In the energy band structure shown in Figure 1, when the forbidden band width Eg is relatively small, as the temperature increases, the number of electrons transitioning from the valence band to the conduction band increases, and the same number of holes are generated in the valence band. The process is called the generation of electron-hole pairs. The semiconductors that can generate such pairs at room temperature and have a certain conductivity are called intrinsic semiconductors, which can only be obtained in extremely pure materials. In general, due to the presence of impurities or defects in the semiconductor, either electrons or holes, which are free carriers, increase, resulting in a doped semiconductor. Those with excess electrons are called n-type semiconductors, and those with excess holes are called p-type semiconductors.

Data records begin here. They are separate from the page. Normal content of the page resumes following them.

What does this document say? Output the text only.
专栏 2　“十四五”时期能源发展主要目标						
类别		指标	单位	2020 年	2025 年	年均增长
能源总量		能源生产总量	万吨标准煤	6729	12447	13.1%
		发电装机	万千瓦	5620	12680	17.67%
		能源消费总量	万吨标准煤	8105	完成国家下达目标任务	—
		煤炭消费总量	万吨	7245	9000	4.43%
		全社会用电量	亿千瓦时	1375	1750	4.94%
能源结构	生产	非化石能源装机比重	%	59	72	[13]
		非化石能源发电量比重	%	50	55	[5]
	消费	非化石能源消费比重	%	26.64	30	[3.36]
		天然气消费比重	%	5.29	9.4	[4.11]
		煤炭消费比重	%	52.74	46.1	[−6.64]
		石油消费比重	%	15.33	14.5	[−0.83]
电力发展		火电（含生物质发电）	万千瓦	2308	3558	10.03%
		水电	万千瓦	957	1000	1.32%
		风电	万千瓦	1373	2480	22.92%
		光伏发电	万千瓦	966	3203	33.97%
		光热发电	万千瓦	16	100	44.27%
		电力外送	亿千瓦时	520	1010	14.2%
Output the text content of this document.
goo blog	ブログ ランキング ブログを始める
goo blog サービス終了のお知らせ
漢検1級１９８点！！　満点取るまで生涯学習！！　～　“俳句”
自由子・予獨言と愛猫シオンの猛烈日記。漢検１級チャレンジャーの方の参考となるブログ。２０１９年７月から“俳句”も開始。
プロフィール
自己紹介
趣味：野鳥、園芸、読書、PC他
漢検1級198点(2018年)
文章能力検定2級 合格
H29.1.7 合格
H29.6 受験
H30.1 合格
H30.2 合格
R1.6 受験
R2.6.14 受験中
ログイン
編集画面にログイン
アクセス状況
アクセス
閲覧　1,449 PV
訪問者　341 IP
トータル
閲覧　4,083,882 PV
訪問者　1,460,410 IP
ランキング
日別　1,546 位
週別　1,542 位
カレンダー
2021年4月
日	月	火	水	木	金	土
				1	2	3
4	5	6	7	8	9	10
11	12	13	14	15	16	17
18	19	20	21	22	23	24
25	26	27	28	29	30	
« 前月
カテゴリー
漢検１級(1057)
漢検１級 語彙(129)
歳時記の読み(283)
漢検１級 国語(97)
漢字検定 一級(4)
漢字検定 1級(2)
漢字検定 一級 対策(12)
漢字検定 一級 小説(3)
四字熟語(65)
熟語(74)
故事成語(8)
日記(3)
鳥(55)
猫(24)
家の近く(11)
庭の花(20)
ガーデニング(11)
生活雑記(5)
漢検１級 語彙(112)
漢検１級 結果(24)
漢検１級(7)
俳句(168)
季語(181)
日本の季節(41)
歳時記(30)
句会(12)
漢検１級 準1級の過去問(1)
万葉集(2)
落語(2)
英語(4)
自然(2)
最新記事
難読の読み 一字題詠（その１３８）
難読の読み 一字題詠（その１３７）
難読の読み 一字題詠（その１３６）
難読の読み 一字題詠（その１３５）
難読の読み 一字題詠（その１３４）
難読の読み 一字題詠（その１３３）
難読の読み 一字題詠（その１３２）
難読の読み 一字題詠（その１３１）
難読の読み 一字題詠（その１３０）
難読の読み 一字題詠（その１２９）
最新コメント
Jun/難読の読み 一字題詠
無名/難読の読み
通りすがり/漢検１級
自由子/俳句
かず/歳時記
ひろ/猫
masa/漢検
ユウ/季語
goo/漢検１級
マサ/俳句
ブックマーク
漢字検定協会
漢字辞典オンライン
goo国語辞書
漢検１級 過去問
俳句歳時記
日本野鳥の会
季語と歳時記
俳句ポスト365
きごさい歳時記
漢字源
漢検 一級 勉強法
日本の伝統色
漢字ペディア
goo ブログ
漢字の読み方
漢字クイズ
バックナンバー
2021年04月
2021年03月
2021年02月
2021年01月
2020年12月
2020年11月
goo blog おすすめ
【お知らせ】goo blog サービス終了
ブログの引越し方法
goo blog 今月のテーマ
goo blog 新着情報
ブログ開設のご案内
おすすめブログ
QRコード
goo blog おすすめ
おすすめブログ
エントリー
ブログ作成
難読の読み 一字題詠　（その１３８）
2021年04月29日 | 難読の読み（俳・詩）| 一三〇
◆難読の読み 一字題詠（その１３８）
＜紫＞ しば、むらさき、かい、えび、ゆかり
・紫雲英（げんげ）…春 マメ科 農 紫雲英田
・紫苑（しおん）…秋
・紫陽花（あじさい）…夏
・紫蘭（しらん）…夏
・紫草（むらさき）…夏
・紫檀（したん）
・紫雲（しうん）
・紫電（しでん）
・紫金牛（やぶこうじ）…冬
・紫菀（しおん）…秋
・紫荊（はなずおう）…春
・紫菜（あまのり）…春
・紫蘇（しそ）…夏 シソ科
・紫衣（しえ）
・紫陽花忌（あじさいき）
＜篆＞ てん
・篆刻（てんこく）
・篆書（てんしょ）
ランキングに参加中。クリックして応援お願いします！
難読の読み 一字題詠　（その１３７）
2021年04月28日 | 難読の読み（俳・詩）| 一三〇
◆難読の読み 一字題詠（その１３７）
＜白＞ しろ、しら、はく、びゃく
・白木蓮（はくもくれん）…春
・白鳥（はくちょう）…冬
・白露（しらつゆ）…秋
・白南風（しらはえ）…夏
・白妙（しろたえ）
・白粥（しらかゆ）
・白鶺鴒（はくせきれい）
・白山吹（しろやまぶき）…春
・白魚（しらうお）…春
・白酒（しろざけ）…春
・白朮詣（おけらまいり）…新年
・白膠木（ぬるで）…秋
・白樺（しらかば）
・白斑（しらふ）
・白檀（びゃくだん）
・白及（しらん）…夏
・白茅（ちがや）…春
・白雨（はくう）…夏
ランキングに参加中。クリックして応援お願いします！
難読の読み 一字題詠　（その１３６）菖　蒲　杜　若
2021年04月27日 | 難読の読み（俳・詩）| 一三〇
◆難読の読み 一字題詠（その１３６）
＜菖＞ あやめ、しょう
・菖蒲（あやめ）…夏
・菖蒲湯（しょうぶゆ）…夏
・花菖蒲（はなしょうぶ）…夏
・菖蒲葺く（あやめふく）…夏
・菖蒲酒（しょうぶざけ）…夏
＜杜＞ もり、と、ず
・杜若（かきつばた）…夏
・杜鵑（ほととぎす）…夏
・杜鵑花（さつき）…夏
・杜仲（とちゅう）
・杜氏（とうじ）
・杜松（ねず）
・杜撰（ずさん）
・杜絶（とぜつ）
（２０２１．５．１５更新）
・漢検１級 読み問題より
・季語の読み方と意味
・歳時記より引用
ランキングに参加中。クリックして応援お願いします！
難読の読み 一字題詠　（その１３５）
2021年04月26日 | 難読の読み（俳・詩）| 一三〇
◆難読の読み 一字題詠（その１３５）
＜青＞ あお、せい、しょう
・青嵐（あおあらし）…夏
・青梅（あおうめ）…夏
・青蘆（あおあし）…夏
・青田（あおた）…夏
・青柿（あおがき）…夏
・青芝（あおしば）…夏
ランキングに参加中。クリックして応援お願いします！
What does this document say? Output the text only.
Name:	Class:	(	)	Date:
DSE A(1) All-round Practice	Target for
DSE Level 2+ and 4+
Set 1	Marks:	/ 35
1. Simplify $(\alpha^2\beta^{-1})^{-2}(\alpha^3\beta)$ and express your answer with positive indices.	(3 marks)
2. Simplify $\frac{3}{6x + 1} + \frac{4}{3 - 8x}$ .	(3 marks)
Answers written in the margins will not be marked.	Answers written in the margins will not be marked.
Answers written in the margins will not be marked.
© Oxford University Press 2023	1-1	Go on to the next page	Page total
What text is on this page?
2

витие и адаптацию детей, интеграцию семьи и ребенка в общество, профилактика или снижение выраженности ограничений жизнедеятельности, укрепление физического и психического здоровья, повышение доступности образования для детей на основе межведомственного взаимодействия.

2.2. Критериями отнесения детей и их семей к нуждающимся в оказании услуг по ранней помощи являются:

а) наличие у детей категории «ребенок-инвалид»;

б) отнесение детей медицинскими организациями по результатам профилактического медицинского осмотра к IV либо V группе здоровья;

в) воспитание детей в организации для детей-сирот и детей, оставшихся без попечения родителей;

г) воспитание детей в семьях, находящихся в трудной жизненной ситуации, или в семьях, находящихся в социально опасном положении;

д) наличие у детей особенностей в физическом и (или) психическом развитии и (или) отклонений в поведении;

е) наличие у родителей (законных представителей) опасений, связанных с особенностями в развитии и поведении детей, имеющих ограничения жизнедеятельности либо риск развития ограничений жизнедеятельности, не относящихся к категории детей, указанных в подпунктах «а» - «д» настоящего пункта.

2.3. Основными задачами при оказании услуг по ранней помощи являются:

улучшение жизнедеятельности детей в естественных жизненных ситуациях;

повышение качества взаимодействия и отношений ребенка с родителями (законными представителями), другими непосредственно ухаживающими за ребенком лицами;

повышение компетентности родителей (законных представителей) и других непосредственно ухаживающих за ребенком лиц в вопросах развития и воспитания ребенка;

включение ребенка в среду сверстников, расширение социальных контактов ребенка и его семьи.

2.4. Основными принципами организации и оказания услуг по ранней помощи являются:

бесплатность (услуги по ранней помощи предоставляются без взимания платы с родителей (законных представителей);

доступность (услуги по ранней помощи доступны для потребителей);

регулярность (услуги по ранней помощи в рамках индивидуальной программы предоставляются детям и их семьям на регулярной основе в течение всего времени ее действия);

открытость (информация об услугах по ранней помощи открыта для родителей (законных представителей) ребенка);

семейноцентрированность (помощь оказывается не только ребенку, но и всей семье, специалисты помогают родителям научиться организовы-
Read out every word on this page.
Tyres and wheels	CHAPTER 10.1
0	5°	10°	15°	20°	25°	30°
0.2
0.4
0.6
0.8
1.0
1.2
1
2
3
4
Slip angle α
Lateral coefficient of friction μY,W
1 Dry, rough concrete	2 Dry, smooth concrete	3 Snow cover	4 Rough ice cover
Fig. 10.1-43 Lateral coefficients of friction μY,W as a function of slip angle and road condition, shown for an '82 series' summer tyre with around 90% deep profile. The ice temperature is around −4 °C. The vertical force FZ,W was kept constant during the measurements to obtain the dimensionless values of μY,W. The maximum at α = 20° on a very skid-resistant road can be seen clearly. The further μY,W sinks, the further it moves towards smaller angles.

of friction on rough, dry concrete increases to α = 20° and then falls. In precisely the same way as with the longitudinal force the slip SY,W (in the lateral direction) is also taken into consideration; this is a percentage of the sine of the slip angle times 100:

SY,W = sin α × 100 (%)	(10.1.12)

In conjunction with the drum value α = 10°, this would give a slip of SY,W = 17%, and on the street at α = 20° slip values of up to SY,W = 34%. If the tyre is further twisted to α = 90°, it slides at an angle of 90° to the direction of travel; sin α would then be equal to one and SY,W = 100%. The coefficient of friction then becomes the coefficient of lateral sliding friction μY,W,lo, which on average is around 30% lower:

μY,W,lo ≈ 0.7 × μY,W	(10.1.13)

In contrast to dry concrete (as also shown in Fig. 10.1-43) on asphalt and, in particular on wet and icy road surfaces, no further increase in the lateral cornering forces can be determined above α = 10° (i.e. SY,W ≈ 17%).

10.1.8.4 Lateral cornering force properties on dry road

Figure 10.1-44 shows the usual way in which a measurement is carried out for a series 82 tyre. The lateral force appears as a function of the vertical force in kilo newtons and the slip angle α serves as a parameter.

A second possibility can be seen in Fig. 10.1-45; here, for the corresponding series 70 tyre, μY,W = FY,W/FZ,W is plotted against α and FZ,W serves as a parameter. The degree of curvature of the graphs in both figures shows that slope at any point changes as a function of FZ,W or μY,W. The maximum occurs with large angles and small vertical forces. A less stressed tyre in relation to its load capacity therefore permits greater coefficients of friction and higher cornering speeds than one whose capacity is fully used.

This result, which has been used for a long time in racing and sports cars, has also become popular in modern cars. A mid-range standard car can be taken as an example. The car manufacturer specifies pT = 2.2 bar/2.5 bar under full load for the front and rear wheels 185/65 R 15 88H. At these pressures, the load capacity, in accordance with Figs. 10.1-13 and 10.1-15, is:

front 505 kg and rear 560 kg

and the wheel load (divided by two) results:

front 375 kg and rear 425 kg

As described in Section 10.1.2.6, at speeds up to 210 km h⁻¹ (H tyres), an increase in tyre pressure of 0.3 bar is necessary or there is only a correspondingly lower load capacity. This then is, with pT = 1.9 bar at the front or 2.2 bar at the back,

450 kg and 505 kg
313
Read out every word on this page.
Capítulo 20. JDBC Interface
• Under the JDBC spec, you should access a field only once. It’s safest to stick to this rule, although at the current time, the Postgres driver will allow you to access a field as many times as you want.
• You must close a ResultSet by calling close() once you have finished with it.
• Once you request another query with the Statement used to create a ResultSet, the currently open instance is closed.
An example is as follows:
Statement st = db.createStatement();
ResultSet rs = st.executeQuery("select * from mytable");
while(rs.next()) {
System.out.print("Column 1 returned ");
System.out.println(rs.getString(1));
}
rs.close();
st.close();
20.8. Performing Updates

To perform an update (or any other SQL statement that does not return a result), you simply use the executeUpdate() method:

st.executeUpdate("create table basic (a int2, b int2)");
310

Impurity atoms can be incorporated into the crystal structure in two ways: they can squeeze into positions between the atoms of the host crystal, a condition called interstitial impurities; or they can replace atoms in the host crystal, keeping them in the crystal structure A regular arrangement of atoms, in which case they are called substitutional impurities.
Group IIIA and VA atoms in the periodic table act as substitutional impurities in silicon, and Figure 2 shows a partial lattice in which a group VA impurity (eg, phosphorus) replaces one silicon atom. Four valence electrons form covalent bonds with the surrounding silicon atoms, but the fifth is in a different situation, it is not in the covalent bond and therefore not in the valence band, it is bound to the group VA atoms, so it cannot pass through the crystal. The lattice moves freely, so it is also not in the conduction band.
It can be expected that the release of this excess electron requires less energy than the free electron bound in the covalent bond, much smaller than the 1.leV bandgap energy of silicon. Free electrons are located in the conduction band, so the excess electrons bound to group VA atoms are located at an energy E’ below the bottom of the conduction band, which places an allowable energy level in the “forbidden” interstitial, group IIIA Analysis of impurities is similar. For example, when group VA elements (Sb, As, P) are doped into single-element semiconductor silicon single crystals as impurities, these impurities replace the positions of silicon atoms and enter the lattice points (Figure 3)
In addition to forming a covalent bond with the adjacent silicon atom, its 5 valence electrons have an extra valence electron. Compared with the covalent bond, this remaining valence electron is extremely loosely bound to the impurity atom. Therefore, as long as the impurity atom gets a small amount of energy, it can release electrons to form free electrons, and itself becomes a 1-valent positive ion, but it cannot move due to the constraints of the lattice lattice. In this case, electrons are formed. excess n-type semiconductors. Such impurities that can provide free electrons to the semiconductor are called donor impurities, and their energy band structure is shown in Figure 4. In n-type semiconductors, in addition to electrons generated from these donor levels, there are also electrons excited from the valence band to the conduction band. Since this process is generated in pairs of electrons and holes, there are also the same number of holes. We call the electrons with a large number as majority carriers, and the holes with a small number as minority carriers.
When group IIIA elements (B, Al, Ga, In) are doped as impurities, due to the lack of an electron on the formation of a complete covalent bond, a valence electron is taken from the adjacent silicon atom to form a complete covalent bond. The valence bond, the taken away electron leaves a vacancy, which becomes a hole. As a result, the impurity atom becomes a 1-valent anion and provides a hole that is not tightly bound. This combination can be destroyed with a small amount of energy, and free holes are formed, making the semiconductor a p-type semiconductor with excess holes. The impurity atoms that can accept electrons are called acceptor impurities, and their energy band structure is shown in Figure 5. . In this case, the majority carriers are holes and the minority carriers are electrons.
The above examples are all n-type or p-type semiconductors formed by doping, so they are called doped semiconductors. However, in many compound semiconductors, the conductivity type may change depending on the excess or deficiency of a certain constituent element. In addition, there are cases in which both the n and p conductivity types are not obtained even if impurities are doped due to reasons such as excessively large vapor pressure differences of the constituent elements.